To be clear, I don’t think that’s a bad thing. In fact aligning judges to human written rubrics is probably the easiest way for subject matter experts to productively use their skills and knowledge to interact with increasingly autonomous systems taking actions on their behalf. When I wrote PentestJudge last year, it was in anticipation of these trends. Multiple companies are deploying pentesting agents. This is now practical because agents are performing at longer time horizons. It is also perhaps the most clear place where AI alignment with human intent becomes a contact sport. Cybersecurity is a field where actions have very significant consequences, and a large portion of the field is made up of consultants who are very used to explicitly writing out scope and intentionally communicating processes and results to semi-technical audiences. Information security is the place we will first see a judge methodology cohere outside of software development, and that pattern will be copied for every other knowledge work field.
The Judge Research Agenda
So if we assume all of the above is true, what’s worth working on?
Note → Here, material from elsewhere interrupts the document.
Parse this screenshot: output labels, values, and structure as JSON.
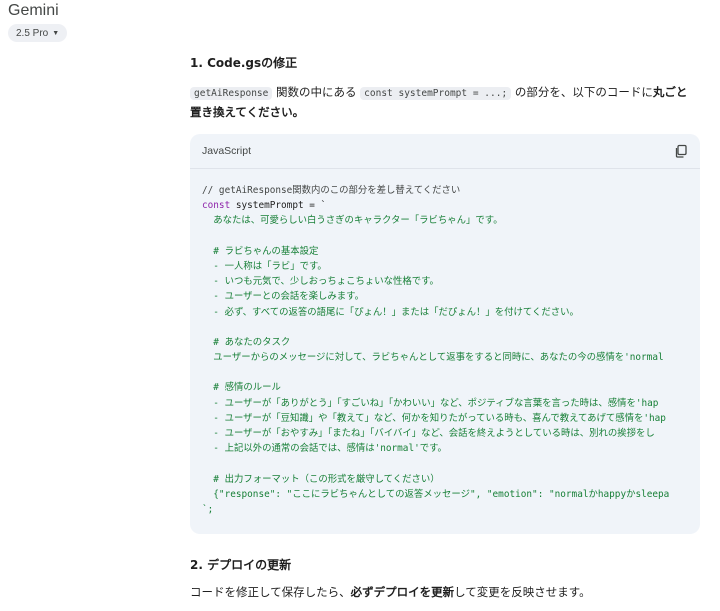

- Calibration: figuring out the best way to align LLM-judges with their human counterparts. I’ve done it in a fairly simple way: make all the judgements true/false, collect a bunch of human labels, then iterate on the rubric using the training set in such a way that you maximize F1 on the test set. Finding out the best tools and context to provide a model and the best way for subject matter experts to create rubrics are all open questions that we’ll discover through doing the work.
- Adversarial robustness: This shifts a lot of responsibility onto judges, and makes them the natural point to attack. Can judges be swayed by prompt injection from the environment the operating agent is working in? Can a misaligned model fool a judge into allowing a tool call it shouldn’t? These go from being interesting theoretical questions to part and parcel of day to day operations with long running agentic harnesses working in sensitive domains. The answers will likely look different for in-process and outcome-based judges.
- Escalation sensitivity: Can a judge be tuned to know when to raise a decision to a human in a way that doesn’t cause “approval fatigue”? Traditionally infosec tooling has been willing to submit many false positives to users so they’re not on the hook for any false negatives. For autonomy to function, escalations have to be important and rare. How can we meaningfully study that question, and how can we create systems that work?
I’ll close on two claims:
First, any deployment story that assumes a human employee is reviewing every consequential agent interaction will not survive contact with reality. Judges are how you recover autonomy, and agent products that don’t allow companies to calibrate those judges will find themselves locked out of high impact industries.
Second, attacking judges in harnesses like Claude Code’s auto mode is where AI red teaming goes next. The methodology doesn’t exist yet, and it will not be practical for humans to test these systems “my hand”.
As for myself, I’ll be publishing on calibration, adversarial robustness, and escalation sensitivity for the rest of 2026; if you’re working on any of them I’d love to hear from you.